Now let's demonstrate the survival analysis capabilities of AutoFillGluon using various scoring functions.

In [None]:
# Common parameters for all models
common_params = {
    'label': 'time',       # The target variable
    'time_limit': 60,      # Time limit in seconds
    'presets': 'medium_quality',
    'verbosity': 0         # Reduce verbosity
}

# Train with Cox PH scorer
print("Training with Cox PH scorer...")
cox_predictor = TabularPredictor(eval_metric=cox_ph_scorer, **common_params)
cox_predictor.fit(df_model)

# Train with concordance index scorer
print("Training with Concordance Index scorer...")
cindex_predictor = TabularPredictor(eval_metric=concordance_index_scorer, **common_params)
cindex_predictor.fit(df_model)

# Train with exponential NLL scorer
print("Training with Exponential NLL scorer...")
exp_predictor = TabularPredictor(eval_metric=exponential_nll_scorer, **common_params)
exp_predictor.fit(df_model)

In [None]:
# Make predictions
cox_preds = cox_predictor.predict(df_model)
cindex_preds = cindex_predictor.predict(df_model)
exp_preds = exp_predictor.predict(df_model)

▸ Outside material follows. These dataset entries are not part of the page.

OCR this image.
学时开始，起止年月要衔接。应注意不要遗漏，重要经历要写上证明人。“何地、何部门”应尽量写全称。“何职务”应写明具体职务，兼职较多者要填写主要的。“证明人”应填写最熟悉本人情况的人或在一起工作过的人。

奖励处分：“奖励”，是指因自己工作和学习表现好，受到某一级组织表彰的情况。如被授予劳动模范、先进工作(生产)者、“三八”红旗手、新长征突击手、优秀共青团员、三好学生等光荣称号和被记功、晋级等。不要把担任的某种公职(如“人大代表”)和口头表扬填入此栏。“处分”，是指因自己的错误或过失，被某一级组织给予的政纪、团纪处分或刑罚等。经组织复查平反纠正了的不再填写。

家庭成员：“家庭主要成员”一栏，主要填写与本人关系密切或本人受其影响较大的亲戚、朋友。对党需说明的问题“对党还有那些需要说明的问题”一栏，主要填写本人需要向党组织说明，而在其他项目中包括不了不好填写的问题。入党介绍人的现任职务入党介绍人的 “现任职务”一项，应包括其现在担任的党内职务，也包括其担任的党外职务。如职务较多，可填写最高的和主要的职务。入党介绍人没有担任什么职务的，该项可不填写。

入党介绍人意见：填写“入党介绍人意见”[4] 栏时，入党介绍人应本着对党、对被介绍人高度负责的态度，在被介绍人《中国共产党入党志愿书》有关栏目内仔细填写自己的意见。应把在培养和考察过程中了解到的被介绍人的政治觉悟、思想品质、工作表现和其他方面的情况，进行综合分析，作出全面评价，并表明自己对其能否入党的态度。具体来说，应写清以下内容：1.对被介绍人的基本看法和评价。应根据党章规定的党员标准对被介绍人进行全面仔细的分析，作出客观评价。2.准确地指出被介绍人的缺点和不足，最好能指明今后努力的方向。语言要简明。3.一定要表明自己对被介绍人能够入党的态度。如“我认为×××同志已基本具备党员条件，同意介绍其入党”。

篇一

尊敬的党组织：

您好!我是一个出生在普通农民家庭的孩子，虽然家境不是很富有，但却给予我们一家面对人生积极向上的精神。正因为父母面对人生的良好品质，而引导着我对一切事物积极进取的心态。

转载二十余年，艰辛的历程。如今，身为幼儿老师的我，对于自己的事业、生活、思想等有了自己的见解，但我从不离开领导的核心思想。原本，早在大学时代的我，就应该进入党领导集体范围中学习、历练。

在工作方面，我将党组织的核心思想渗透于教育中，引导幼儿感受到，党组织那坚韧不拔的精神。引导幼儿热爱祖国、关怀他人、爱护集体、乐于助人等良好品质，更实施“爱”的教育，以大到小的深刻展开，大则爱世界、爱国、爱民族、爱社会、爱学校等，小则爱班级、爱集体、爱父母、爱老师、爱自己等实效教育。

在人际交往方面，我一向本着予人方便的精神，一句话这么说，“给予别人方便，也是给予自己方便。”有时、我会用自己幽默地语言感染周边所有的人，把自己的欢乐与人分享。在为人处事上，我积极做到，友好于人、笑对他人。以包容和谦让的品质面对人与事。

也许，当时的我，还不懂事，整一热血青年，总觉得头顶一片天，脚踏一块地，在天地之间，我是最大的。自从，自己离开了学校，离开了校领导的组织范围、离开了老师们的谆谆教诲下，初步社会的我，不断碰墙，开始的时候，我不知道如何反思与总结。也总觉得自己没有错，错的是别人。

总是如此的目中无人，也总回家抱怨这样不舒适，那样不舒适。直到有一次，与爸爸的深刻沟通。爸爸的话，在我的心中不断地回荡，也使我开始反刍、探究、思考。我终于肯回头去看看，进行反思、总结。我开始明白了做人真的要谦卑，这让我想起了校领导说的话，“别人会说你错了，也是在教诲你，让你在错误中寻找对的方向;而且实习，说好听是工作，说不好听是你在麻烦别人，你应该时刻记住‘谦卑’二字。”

# Evaluate predictions using concordance index
from lifelines.utils import concordance_index

def evaluate_predictions(y_true, y_true_event, y_pred):
    """Evaluate predictions using concordance index."""
    # For concordance_index, higher predictions should indicate higher risk
    c_index = concordance_index(y_true, -y_pred, event_observed=y_true_event)
    return c_index

# Evaluate models
cox_cindex = evaluate_predictions(rossi['week'], rossi['arrest'], cox_preds)
cindex_cindex = evaluate_predictions(rossi['week'], rossi['arrest'], cindex_preds)
exp_cindex = evaluate_predictions(rossi['week'], rossi['arrest'], exp_preds)

# Display results
results = pd.DataFrame({
    'Model': ['Cox PH', 'Concordance Index', 'Exponential NLL'],
    'C-index': [cox_cindex, cindex_cindex, exp_cindex]
})

results

In [None]:
# Compare models and visualize risk scores
plt.figure(figsize=(15, 5))

plt.subplot(1, 3, 1)
plt.scatter(rossi['week'], -cox_preds, c=rossi['arrest'], cmap='viridis', alpha=0.7)
plt.colorbar(label='Event (1=arrest)')
plt.xlabel('Time (weeks)')
plt.ylabel('Risk Score')
plt.title('Cox PH Risk Scores')

plt.subplot(1, 3, 2)
plt.scatter(rossi['week'], -cindex_preds, c=rossi['arrest'], cmap='viridis', alpha=0.7)
plt.colorbar(label='Event (1=arrest)')
plt.xlabel('Time (weeks)')
plt.ylabel('Risk Score')
plt.title('C-index Risk Scores')

plt.subplot(1, 3, 3)
plt.scatter(rossi['week'], -exp_preds, c=rossi['arrest'], cmap='viridis', alpha=0.7)
plt.colorbar(label='Event (1=arrest)')
plt.xlabel('Time (weeks)')
plt.ylabel('Risk Score')
plt.title('Exponential NLL Risk Scores')

plt.tight_layout()

### Impact of Imputation on Survival Models

Let's compare model performance between complete data and imputed data.

In [None]:
# Train model on imputed data
imputed_predictor = TabularPredictor(eval_metric=cox_ph_scorer, **common_params)
imputed_predictor.fit(df_imputed)

# Compare the leaderboards
print("Original data leaderboard:")
original_leaderboard = cox_predictor.leaderboard(df_model, silent=True)[['model', 'score', 'pred_time_val']]
print(original_leaderboard)

print("\nImputed data leaderboard:")
imputed_leaderboard = imputed_predictor.leaderboard(df_imputed, silent=True)[['model', 'score', 'pred_time_val']]
print(imputed_leaderboard)

## Summary

In this vignette, we've demonstrated the key features of AutoFillGluon:

1. **Basic imputation** - Using the Imputer class to fill missing values with ML-based predictions
2. **Evaluation** - Assessing imputation quality through various metrics
3. **Multiple imputation** - Creating multiple imputed datasets to account for uncertainty
4. **Survival analysis** - Using custom scoring functions to train survival models with AutoGluon

AutoFillGluon provides a powerful toolkit for handling missing data in your machine learning projects, combining the ease of use of simple imputation methods with the predictive power of AutoGluon's machine learning models.